Unexpected expenses can come knocking on your door when you are least prepared for it. It’s the same story always- the month you are low on funds, is the month when the majority of unexpected expenses make surprise visits. In such situations that require cash, your best solution is to look for a quick cash loan. Such cash loans in the form of personal loans are available from banks and other financial institutions. The society is seeing an increased dependence on credit by modern households to funds a majority of their high-end expenses. Quick Cash loans are unsecured loans and so there is no requirement to pledge any asset or liquidate saving to meet expenses.
These loans are easy access to money but there are some conditions that have to be adhered to. These conditions are set by the lender and help them in arriving at a lending decision based on your credibility and the ability to repay the loan taken.

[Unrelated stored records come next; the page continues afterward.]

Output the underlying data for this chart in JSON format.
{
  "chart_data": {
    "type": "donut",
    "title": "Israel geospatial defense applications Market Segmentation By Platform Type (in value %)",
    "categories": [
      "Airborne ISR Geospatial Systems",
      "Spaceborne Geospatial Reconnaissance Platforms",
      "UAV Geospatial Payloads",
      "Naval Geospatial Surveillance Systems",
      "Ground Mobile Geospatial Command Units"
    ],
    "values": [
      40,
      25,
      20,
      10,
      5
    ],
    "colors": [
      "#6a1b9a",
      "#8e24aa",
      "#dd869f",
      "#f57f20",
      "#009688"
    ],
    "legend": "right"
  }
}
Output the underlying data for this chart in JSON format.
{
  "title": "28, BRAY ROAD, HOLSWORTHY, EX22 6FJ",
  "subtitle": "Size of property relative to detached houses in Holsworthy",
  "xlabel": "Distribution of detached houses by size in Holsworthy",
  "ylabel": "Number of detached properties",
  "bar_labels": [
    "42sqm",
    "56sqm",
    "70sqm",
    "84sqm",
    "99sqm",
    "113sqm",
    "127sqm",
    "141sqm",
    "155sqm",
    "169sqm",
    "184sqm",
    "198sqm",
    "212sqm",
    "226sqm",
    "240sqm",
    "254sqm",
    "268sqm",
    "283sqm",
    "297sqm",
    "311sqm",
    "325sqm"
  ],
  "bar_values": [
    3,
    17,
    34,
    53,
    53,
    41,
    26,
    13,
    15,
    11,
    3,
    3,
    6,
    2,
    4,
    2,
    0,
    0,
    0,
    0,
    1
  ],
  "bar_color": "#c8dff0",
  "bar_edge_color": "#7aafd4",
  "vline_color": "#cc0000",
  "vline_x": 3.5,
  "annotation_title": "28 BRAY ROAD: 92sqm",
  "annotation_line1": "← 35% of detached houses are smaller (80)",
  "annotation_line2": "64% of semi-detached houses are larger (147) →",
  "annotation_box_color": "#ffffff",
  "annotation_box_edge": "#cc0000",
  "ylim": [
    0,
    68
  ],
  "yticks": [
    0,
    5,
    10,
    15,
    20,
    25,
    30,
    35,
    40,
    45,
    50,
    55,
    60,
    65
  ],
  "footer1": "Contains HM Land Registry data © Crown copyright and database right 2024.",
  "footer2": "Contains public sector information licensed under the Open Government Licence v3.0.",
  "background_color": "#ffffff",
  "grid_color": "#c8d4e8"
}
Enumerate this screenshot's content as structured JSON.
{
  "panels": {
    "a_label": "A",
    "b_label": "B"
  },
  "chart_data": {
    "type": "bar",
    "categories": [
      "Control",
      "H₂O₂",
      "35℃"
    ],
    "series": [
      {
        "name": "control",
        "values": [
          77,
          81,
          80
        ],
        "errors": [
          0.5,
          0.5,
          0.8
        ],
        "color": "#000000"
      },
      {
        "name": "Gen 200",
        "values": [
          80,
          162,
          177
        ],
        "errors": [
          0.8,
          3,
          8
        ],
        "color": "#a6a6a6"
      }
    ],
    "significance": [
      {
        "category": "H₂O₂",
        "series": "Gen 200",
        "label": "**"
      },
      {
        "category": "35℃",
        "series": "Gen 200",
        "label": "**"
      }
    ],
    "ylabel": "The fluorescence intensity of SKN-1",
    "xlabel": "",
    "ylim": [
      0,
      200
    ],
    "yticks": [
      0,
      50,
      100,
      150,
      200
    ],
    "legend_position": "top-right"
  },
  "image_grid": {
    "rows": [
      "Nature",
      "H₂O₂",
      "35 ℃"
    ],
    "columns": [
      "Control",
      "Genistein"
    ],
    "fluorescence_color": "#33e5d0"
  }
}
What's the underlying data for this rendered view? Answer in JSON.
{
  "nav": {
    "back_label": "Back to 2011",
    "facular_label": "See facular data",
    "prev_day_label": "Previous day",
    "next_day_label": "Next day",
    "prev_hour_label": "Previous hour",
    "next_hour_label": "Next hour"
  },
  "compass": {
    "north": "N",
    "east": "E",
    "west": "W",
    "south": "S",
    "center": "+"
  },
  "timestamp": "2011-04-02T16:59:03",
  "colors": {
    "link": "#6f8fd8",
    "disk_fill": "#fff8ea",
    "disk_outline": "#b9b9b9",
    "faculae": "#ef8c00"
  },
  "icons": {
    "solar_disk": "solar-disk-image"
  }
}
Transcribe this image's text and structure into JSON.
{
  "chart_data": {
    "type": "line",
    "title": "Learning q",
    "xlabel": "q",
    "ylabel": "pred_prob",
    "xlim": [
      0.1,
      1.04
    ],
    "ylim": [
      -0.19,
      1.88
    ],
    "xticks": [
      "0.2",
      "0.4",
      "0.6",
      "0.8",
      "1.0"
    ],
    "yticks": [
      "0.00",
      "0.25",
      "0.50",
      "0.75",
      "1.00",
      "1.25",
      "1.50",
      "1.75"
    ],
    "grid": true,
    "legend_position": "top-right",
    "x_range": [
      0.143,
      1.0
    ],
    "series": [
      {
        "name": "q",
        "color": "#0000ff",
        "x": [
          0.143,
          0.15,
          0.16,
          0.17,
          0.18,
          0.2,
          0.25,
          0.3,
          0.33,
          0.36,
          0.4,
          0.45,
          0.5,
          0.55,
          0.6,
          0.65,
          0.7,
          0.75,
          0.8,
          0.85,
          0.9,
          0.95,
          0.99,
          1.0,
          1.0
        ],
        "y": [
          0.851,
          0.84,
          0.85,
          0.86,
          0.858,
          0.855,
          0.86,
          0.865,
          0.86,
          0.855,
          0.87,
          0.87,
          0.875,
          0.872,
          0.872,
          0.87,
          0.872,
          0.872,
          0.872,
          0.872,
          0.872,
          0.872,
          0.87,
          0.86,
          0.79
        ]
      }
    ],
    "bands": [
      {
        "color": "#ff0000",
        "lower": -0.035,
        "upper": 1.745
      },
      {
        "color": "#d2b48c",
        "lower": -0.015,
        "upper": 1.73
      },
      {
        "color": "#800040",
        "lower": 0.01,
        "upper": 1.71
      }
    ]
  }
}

The general eligibility criteria for a Quick Cash Loan:
Minimum Income Requirement:
These are unsecured loans and the lender expects the borrower to repay the amount in EMIs over a period of time. For this, they have a look at your employment history, your current company, your tenure with the company and the current salary that you are receiving. Qbera looks for a minimum take-home salary of Rs 18,000 while most banks look for a minimum salary of Rs 30 000 per month. The stability or your term with the employer is also considered.
Your Company Status:
Believe it or not, but the organization that you are employed with can affect the decision-making process of the lender. There are many companies that are affiliated with different banks and help their employees get loans from them. So, the banks and other financial institutions have a database of companies and your employment with them can help you in faster processing of the loan. Qbera does not reject applications from unlisted companies but, the process is much faster if your company is listed.
The Income to Debt Ratio:
The total debts that are under your name which includes both your secured and unsecured debts have a significant impact on the lending decisions. A debt to income ratio of 30-40 percent is considered ideal. Anything above than a 40 % ratio implies stressed financial situation.
Age of the Applicant:
Younger applicants who will be in the working force for a longer period of time is preferred for an unsecured personal loan. They are also better equipped to handle long-term loans and so the age group of 23-55 years is preferred.
CIBIL score assists lenders in deciding the credibility of an applicant and is a major component of consideration by any financial institution. Banks do not consider score that is lower than 750. Fintechs bases their decision on both credit score and their risk calculation algorithms and so does consider a marginally lower score.